Houve uma segmentação ordenada e um alinhamento automático entre a Mancha Verde, a Galoucura e a Força Jovem do Vasco. Esse alinhamento perdura desde então.
Bernardo Buarque de Hollanda

Punho Cruzado sofreu desentendimentos internos

Integrantes da Torcida Jovem do Flamengo e da Independente, do São Paulo, no fim da década de 80 - Arquivo Pessoal - Arquivo Pessoal
Integrantes da Torcida Jovem do Flamengo e da Independente, do São Paulo, no fim da década de 80
Imagem: Arquivo Pessoal

Ao longo dos anos a aliança Punho Cruzado sofreu desentendimentos e uma construção mais confusa que a Dedo Pro Alto. A Jovem Fla, por exemplo, teve problemas com a Máfia Azul.

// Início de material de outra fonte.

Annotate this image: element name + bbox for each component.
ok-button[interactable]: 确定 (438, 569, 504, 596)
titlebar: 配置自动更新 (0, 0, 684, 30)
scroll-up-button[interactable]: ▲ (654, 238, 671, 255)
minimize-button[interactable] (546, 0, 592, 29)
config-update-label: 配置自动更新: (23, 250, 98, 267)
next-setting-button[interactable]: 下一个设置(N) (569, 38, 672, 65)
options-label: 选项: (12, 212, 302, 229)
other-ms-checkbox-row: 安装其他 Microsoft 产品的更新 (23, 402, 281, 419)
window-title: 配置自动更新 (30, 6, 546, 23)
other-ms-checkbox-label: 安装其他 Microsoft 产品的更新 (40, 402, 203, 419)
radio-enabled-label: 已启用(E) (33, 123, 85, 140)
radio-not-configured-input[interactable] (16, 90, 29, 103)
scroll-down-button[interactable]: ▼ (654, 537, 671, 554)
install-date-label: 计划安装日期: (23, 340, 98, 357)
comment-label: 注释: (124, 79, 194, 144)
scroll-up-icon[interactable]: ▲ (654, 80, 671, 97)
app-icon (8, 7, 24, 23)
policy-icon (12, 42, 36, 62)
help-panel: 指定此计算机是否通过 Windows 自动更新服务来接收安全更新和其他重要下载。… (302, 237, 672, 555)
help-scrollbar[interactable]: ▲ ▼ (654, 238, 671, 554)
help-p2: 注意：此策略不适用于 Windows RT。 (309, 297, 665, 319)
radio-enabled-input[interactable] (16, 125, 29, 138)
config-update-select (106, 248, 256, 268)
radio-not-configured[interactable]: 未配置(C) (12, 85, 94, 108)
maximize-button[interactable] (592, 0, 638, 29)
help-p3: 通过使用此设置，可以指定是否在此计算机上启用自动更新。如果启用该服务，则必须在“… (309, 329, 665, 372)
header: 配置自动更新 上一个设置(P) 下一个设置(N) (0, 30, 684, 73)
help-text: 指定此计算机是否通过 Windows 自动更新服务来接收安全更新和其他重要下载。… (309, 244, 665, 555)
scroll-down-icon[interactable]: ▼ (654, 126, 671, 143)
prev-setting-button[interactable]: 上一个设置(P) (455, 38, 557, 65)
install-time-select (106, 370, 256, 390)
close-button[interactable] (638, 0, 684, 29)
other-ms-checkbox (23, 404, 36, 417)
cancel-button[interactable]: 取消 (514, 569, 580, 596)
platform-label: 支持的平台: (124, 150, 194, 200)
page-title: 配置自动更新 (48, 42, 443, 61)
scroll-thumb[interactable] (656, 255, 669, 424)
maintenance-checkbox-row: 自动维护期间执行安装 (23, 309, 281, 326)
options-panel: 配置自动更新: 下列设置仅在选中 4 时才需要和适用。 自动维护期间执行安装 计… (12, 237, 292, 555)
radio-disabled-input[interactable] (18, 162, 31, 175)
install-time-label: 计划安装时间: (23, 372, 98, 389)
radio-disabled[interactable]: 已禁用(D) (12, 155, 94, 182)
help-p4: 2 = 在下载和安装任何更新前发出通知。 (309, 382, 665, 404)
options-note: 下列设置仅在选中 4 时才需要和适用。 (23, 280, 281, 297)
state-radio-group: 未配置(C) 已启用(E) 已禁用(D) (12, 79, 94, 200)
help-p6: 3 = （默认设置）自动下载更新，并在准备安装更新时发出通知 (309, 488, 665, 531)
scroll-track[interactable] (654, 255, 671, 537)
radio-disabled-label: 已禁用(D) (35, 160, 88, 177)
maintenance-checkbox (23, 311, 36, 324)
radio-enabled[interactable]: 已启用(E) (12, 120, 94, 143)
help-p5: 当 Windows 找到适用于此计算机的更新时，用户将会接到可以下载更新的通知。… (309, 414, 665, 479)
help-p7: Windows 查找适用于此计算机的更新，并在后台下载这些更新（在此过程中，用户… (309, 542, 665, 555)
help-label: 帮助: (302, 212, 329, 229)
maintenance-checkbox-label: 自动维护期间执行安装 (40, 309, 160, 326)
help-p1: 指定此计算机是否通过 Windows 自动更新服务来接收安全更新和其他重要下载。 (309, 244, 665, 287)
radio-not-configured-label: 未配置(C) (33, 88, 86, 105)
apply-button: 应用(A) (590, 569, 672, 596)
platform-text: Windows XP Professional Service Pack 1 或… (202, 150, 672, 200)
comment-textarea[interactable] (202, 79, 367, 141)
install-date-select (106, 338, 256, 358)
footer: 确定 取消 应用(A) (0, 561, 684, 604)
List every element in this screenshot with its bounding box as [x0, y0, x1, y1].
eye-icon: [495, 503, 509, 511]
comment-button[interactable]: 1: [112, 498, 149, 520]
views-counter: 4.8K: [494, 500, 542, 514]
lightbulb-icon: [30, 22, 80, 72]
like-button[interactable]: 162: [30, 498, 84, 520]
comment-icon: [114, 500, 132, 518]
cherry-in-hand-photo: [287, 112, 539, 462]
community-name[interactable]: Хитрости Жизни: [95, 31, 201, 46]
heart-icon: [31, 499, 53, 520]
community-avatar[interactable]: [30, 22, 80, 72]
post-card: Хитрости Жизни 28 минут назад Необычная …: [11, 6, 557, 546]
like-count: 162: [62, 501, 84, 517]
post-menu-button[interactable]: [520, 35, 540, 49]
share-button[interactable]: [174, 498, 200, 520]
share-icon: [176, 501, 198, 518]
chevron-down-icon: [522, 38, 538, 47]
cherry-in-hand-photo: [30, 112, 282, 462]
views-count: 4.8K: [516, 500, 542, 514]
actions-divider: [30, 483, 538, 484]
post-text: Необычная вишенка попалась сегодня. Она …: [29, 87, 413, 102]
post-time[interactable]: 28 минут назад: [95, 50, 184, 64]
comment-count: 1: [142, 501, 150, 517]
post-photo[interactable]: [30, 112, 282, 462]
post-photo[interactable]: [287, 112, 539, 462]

Outra organizada do Flamengo, a Raça Rubro-Negra não faz parte e por diversas vezes brigou com integrantes deste grupo. Ela lidera uma terceira via, chamada "Punho Cerrado", com braços em torcidas do Athletico-PR, Fortaleza e Vitória, entre outros.

Bandeira da Máfia Azul no meio da Independente, em jogo do São Paulo no Morumbi - Facebook da Máfia Azul - Facebook da Máfia Azul
Bandeira da Máfia Azul no meio da Independente, em jogo do São Paulo no Morumbi
Imagem: Facebook da Máfia Azul

Durante um certo momento, essas relações bilaterais foram ficando muito confusas. A Raça Rubro-Negra brigava com a Independente, que por sua vez era aliada da Jovem Fla. Havia brigas entre torcedores do mesmo time. A Máfia Azul brigou com a Jovem Fla, que se alinhou com a Pavilhão Independente, do Cruzeiro. Tiveram algumas oscilações, ao passo que a Dedo Pro Alto manteve essa espinha dorsal da Mancha, Força Jovem e Galoucura. No cômpito geral, ela tem passado ilesa nessas quatro décadas, ao passo que a Punho Cruzado oscilou mais.
Bernardo Buarque de Hollanda

Briga em 88 foi estopim da guerra Mancha x Máfia

Revista "Placar" relata invasão da Mancha Verde após provocação de cruzeirenses no Parque Antárctica - Reprodução - Reprodução
Revista "Placar" relata invasão da Mancha Verde após provocação de cruzeirenses no Parque Antárctica
Imagem: Reprodução

Bernardo Buarque aponta uma briga no Campeonato Brasileiro de 1988, em jogo entre Palmeiras e Cruzeiro, no antigo Parque Antárctica (SP), como estopim para a guerra entre elas.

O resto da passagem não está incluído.